Passageiro do Mal (Passenger, 2026) - Crítica e Fatos do Filme de Terror de André Øvredal Passageiro do Mal (Passenger, 2026) - Crítica e Fatos do Filme de Terror de André Øvredal

Passageiro do Mal (2026) | Crítica do Filme de Terror de André Øvredal

O diretor norueguês André Øvredal construiu uma carreira sólida dentro do terror ao combinar atmosfera, folclore e criaturas inquietantes em produções como A Autópsia de Jane Doe e A Última Viagem do Demeter. Em Passageiro do Mal (Passenger, 2026), seu novo lançamento nos cinemas brasileiros, ele volta a explorar o medo do desconhecido, desta vez em uma trama que transforma uma simples viagem de estrada em uma experiência marcada por paranoia e perseguição sobrenatural.

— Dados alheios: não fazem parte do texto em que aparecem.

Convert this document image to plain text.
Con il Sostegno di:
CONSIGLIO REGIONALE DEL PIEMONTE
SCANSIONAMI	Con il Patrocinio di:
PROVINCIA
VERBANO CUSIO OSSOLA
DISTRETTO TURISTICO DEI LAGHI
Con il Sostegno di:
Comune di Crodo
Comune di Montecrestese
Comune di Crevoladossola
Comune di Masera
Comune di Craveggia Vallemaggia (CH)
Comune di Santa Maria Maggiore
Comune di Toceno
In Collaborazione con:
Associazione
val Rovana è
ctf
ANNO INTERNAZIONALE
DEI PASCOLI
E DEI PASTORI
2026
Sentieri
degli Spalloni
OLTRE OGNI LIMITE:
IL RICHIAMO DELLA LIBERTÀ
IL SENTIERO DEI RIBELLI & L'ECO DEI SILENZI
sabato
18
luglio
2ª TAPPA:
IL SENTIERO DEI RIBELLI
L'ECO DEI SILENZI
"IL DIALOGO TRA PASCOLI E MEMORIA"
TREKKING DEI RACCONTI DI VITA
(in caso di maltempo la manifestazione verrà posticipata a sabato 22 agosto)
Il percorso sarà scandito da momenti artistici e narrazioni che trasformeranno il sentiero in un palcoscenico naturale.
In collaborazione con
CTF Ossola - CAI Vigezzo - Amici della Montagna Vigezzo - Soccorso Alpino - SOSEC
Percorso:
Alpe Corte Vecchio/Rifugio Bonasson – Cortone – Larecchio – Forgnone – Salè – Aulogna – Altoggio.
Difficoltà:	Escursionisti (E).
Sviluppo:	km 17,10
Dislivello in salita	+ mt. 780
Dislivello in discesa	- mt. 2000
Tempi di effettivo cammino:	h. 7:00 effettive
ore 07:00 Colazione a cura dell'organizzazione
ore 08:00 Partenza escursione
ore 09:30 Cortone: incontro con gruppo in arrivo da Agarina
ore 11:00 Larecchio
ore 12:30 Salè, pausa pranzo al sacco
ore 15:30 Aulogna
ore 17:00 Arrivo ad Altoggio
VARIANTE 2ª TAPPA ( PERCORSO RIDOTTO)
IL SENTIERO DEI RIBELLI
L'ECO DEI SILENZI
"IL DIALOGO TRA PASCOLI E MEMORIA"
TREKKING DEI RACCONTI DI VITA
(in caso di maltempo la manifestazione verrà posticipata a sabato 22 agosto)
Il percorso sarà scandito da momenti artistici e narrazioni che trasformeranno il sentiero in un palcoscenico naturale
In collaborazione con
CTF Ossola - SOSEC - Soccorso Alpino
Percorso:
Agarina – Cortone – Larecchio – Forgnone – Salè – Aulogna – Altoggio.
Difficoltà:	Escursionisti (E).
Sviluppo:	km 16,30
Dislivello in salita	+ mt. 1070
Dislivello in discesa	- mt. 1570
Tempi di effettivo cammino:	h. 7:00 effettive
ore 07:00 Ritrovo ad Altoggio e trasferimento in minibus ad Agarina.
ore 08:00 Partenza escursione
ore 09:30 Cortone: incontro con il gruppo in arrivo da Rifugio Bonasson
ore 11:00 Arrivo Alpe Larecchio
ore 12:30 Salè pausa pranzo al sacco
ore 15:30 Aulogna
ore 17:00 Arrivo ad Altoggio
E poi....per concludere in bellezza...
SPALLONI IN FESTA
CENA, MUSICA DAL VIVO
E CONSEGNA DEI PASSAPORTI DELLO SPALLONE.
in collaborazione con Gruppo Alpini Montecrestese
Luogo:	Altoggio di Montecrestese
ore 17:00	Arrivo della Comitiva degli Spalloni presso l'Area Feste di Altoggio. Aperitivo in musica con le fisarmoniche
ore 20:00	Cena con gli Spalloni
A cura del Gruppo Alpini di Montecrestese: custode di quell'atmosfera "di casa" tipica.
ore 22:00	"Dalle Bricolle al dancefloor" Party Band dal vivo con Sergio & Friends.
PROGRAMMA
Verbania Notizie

A trama do terror de André Øvredal, que transforma uma viagem de van em um pesadelo sobrenatural nas estradas

A história acompanha Tyler (Jacob Scipio) e Maddie (Lou Llobell), um casal recém-noivo que decide abandonar a vida convencional para morar em uma van e cruzar os Estados Unidos. A aventura, no entanto, sofre uma mudança radical quando eles param para ajudar vítimas de um acidente em uma estrada isolada. Pouco depois, sinais estranhos começam a surgir, indicando que algo os seguiu naquele trecho esquecido do mapa.

O roteiro de Zachary Donohue e T.W. Burgess trabalha com elementos conhecidos do terror folclórico e das histórias de estrada. A premissa não é exatamente original, mas encontra força na maneira como desenvolve a relação entre os protagonistas. Tyler e Maddie são personagens críveis, com conflitos cotidianos e objetivos diferentes para o futuro, o que ajuda a criar envolvimento emocional antes que os acontecimentos sobrenaturais assumam o controle da narrativa.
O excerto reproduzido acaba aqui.